Apoptosis is a distinctive form of cell death, resulting in the death of specific cell populations during physiological processes [22,23]. Inhibiting apoptosis is a possible mechanism of tumor development, and many chemopreventive agents act through the induction of apoptosis to inhibit the carcinogenic process. Therefore, the induction of apoptosis in breast cancer cells may be one of the mechanisms of the anticancer effect of silibnin. Here, we found that silibinin induced apoptotic cell death in MCF-7 cells. PARP cleavage in silibinin-treated and untreated cells was measured, as PARP cleavage is the hallmark of apoptotic cell death [24]. Silibinin (200 µM) strongly induced PARP cleavage. This finding was similar to another study showing that silibinin strongly induces apoptosis in renal cell carcinoma cells [4].

It has long been recognized that tumor suppressor protein p53 is induced by DNA damage [20]. The resulting increase in p53 leads either to the induction of cell cycle arrest or apoptosis. Thus, functional p53 provides a protective effect against tumor growth [25]. Additionally, several studies have shown that silibinin induces p53-dependent apoptosis in various cancer cells [26,27]. Therefore, we measured p53 expression to determine the possible role of p53 in the induction of apoptosis by silibinin in MCF-7 cells. Silibinin increased the level of p53 in a dose-dependent manner, which may have occurred due to increased half-life. However, silibinin has no effect on PTEN expression in MCF-7 cells [28], indicating that silibinin induces p53 protein expression specifically in breast cancer cells. Further studies are in progress to define the role of p53-independent pathway in the induction of silibinin-induced apoptosis in MCF-7cells.

In 2003, Ferguson et al. [16] reported that apoptosis can be induced in MCF-7 cells after UV treatment. Then, Mohan et al. [29] reported that UVB showed a dose- and time-dependent apoptotic death in human epidermoid carcinoma cells, and that silibinin pre-treatment resulted in an increase in UVB-induced apoptosis.

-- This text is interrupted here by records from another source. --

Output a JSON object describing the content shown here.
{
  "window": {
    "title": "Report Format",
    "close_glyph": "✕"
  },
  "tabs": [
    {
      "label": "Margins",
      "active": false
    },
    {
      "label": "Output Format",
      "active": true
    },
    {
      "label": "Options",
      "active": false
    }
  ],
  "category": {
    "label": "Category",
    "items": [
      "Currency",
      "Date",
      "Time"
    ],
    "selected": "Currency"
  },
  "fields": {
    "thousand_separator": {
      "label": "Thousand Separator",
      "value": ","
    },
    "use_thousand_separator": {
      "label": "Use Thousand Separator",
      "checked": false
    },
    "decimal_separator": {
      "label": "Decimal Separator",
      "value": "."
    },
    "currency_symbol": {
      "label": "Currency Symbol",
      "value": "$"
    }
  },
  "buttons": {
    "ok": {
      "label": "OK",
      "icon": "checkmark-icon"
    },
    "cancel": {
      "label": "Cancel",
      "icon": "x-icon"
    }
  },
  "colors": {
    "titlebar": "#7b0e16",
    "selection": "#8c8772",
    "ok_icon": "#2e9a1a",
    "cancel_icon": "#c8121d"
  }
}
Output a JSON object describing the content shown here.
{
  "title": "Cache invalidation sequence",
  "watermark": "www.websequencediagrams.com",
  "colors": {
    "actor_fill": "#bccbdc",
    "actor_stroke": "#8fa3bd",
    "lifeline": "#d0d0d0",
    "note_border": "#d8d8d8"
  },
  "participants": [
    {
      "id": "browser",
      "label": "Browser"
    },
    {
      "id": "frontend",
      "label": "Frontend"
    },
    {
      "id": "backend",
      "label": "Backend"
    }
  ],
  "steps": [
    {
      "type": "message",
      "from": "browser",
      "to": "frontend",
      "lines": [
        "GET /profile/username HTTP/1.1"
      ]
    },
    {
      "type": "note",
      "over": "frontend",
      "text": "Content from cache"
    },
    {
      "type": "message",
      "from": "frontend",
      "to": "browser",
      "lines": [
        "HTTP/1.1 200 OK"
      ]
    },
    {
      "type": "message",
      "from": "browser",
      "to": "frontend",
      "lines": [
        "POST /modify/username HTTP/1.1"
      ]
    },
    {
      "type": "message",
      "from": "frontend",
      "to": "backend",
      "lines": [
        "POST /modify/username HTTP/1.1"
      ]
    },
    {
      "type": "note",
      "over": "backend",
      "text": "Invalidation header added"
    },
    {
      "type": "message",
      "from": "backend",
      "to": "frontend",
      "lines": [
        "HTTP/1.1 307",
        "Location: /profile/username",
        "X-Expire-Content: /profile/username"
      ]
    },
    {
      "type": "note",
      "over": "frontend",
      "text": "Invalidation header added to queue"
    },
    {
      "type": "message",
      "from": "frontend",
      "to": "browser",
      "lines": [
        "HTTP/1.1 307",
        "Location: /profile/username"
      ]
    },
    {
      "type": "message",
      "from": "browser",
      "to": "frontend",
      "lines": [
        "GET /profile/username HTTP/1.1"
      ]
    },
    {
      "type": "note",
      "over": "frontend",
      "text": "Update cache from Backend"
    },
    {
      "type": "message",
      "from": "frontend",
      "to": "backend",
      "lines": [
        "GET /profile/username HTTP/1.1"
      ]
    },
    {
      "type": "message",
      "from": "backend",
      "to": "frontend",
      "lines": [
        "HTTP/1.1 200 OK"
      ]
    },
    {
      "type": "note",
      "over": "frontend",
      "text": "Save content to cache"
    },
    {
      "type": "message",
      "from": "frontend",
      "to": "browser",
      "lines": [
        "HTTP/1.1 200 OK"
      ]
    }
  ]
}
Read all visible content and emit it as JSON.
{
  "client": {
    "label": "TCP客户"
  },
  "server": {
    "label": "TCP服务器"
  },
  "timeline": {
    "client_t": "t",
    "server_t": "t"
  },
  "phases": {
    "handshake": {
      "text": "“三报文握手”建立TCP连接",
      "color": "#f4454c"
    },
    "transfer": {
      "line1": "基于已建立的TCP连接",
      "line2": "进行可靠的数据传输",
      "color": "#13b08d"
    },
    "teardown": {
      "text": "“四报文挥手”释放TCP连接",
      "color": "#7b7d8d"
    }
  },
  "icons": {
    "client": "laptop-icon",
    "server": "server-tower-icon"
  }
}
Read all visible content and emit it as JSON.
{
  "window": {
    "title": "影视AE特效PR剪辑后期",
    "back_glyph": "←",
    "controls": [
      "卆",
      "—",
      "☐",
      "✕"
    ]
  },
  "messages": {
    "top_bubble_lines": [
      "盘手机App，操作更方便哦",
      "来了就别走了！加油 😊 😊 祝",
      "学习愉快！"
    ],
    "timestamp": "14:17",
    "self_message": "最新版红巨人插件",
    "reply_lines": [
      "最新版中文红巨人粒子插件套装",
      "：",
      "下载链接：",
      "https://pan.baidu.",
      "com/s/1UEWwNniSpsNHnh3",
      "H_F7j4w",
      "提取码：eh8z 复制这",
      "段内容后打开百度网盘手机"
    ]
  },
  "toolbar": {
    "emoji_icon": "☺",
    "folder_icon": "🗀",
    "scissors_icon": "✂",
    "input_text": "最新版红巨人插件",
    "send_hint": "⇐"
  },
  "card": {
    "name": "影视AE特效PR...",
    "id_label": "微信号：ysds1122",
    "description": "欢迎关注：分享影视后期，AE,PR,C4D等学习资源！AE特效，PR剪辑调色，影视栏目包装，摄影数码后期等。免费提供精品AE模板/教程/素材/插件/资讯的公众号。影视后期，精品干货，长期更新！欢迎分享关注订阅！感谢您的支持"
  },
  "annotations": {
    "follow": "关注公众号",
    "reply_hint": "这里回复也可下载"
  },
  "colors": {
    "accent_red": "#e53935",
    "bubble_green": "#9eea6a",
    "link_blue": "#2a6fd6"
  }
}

In this study, we found that UVB caused a significant increase in loss of viability and apoptosis in MCF-7 cells. Cell viability was significantly less in silibinin-pretreated cells than in silibinin or UVB irradiated alone cells, and apoptosis was greater. These results suggest that silibinin enhanced UVB-induced apoptosis in MCF-7 cells. These findings encourage further mechanistic and in vivo studies to develop silibinin as a chemopreventive or chemotherapeutic agent that enhances UVB-induced apoptosis in human breast cancers.